This Week in the Journal
Complement and Neonatal Brain Ischemia
Complement Activation Contributes to Hypoxic-Ischemic Brain Injury in Neonatal Rats
Rita M. Cowell, Jennifer M. Plane, and Faye S. Silverstein
(see pages 9459-9468)
Complement can be thought of as the "enforcer" of the innate and humoral immune system. Complement is triggered by injured tissue components such as phosphatidylserine, mitochondria, or naked DNA. Components of the complement cascade act as inflammatory mediators, tag cells for phagocytosis by macrophages, and form the ominous-sounding, lethal membrane attack complexes. Although the cascade certainly contributes to neuronal damage in CNS disorders, there is conflicting evidence for its role in hypoxia-ischemia. Cowell et al. readdressed the issue using a neonatal rat model of focal cerebral hypoxia. They detected complement by Western blot as soon as 8 hr after injury, and immunofluorescence revealed the C3 and C9 components on endothelial cells and dying neurons. Pretreatment with cobra venom factor (CVF), a homolog of the recognition factor C3b that depletes systemic complement, reduced infarct size. However, complement could still be detected in lesioned brain, suggesting that there was also local production of complement, probably by microglia. Interestingly, C3 immunoreactivity was present in neonatal but not adult brain, suggesting that the immature brain may be more susceptible to the actions of complement.
Patterning of a Sensory Epithelium
Planar and Vertical Signals Control Cellular Differentiation and Patterning in the Mammalian Cochlea
Mireille Montcouquiol and Matthew W. Kelley
(see pages 9469-9478)
The organ of Corti is an unusually complex sensory epithelium with cells arranged in a distinctive mosaic pattern that is crucial for hearing: a single row of inner hair cells, a row of pillar heads, and at least three rows of outer hair cells. The development of the organ, with its characteristic one and a half turns, begins at embryonic day 11.5 and progresses over the next week in a wave-like manner from base to apex. The factors responsible for this developmental patterning are not clear, particularly regarding whether the signals are intrinsic or extrinsic to the cochlea. Montcouquiol and Kelley make a case for factors originating in the plane of the epithelium (planar signals) and from the underlying mesenchyme (vertical signals). They used whole, basal, or apical pieces of cochlea cultured in vitro. Apical pieces failed to differentiate or form cell patterns correctly and did not express the transcription factor Math-1, which is necessary for hair cell development. However, whole cochlea formed normally even without its associated mesenchymal tissue. Thus the main signals required for development originate within the cochlea, possibly as diffusible messengers but more likely arising from cell-cell interactions.

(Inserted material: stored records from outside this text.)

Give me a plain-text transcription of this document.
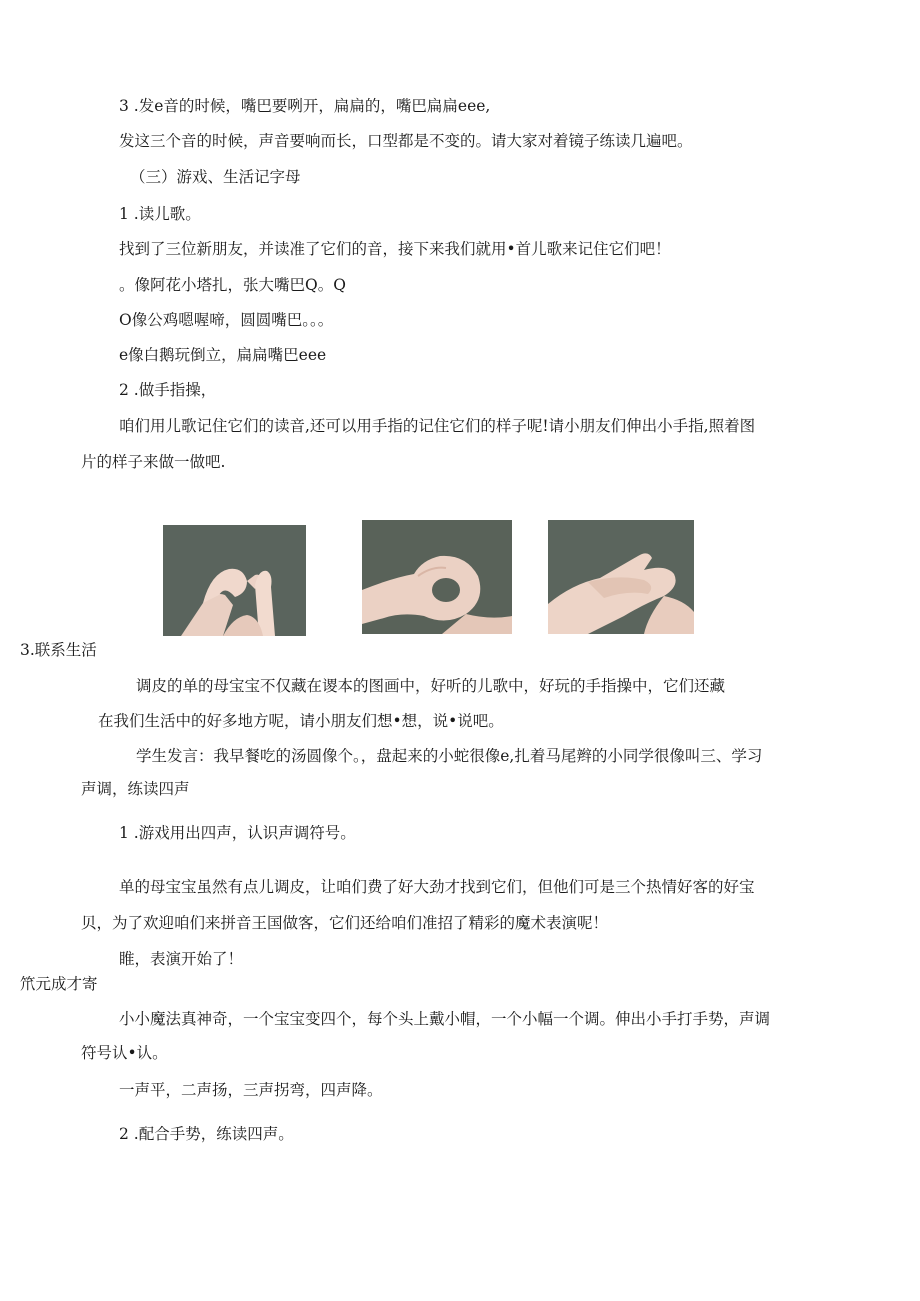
3 .发e音的时候，嘴巴要咧开，扁扁的，嘴巴扁扁eee,
发这三个音的时候，声音要响而长，口型都是不变的。请大家对着镜子练读几遍吧。
（三）游戏、生活记字母
1 .读儿歌。
找到了三位新朋友，并读准了它们的音，接下来我们就用•首儿歌来记住它们吧！
。像阿花小塔扎，张大嘴巴Q。Q
O像公鸡嗯喔啼，圆圆嘴巴。。。
e像白鹅玩倒立，扁扁嘴巴eee
2 .做手指操，
咱们用儿歌记住它们的读音,还可以用手指的记住它们的样子呢!请小朋友们伸出小手指,照着图
片的样子来做一做吧.
3.联系生活
调皮的单的母宝宝不仅藏在谡本的图画中，好听的儿歌中，好玩的手指操中，它们还藏
在我们生活中的好多地方呢，请小朋友们想•想，说•说吧。
学生发言：我早餐吃的汤圆像个。，盘起来的小蛇很像e,扎着马尾辫的小同学很像叫三、学习
声调，练读四声
1 .游戏用出四声，认识声调符号。
单的母宝宝虽然有点儿调皮，让咱们费了好大劲才找到它们，但他们可是三个热情好客的好宝
贝，为了欢迎咱们来拼音王国做客，它们还给咱们准招了精彩的魔术表演呢！
睢，表演开始了！
笊元成才寄
小小魔法真神奇，一个宝宝变四个，每个头上戴小帽，一个小幅一个调。伸出小手打手势，声调
符号认•认。
一声平，二声扬，三声拐弯，四声降。
2 .配合手势，练读四声。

Keeping the Eyes on the Prize
Resolution of Sensory Ambiguities for Gaze Stabilization Requires a Second Neural Integrator
Andrea M. Green and Dora E. Angelaki
(see pages 9265-9275)
The vestibulo-ocular reflex (VOR) allows us to maintain a stable image of the world as we move through it, our heads tilting, turning, and moving with us. The reflex is managed by various sensory afferents: semicircular canal signals are thought to mediate the rotational VOR elicited by a head tilt resulting in ocular torsion; otolith afferents are responsible for stabilization of lateral head movements with a translational VOR resulting in horizontal compensatory eye movements. The problem is that otolith afferents are activated similarly during translation or tilt, but the behavioral responses are appropriately different. How does the vestibulo-ocular system distinguish between them? Green and Angelaki examined four movements in monkeys: tilt, translation, or combined in the same or opposite directions. Because otolith afferents respond to both types of movement, the combined movements resulted in either a doubling or canceling of these afferent responses, confirming that extra-otolith signals are required. Accordingly, the authors incorporate an additional neural integrator element into their model, which they propose may represent a "velocity storage integrator."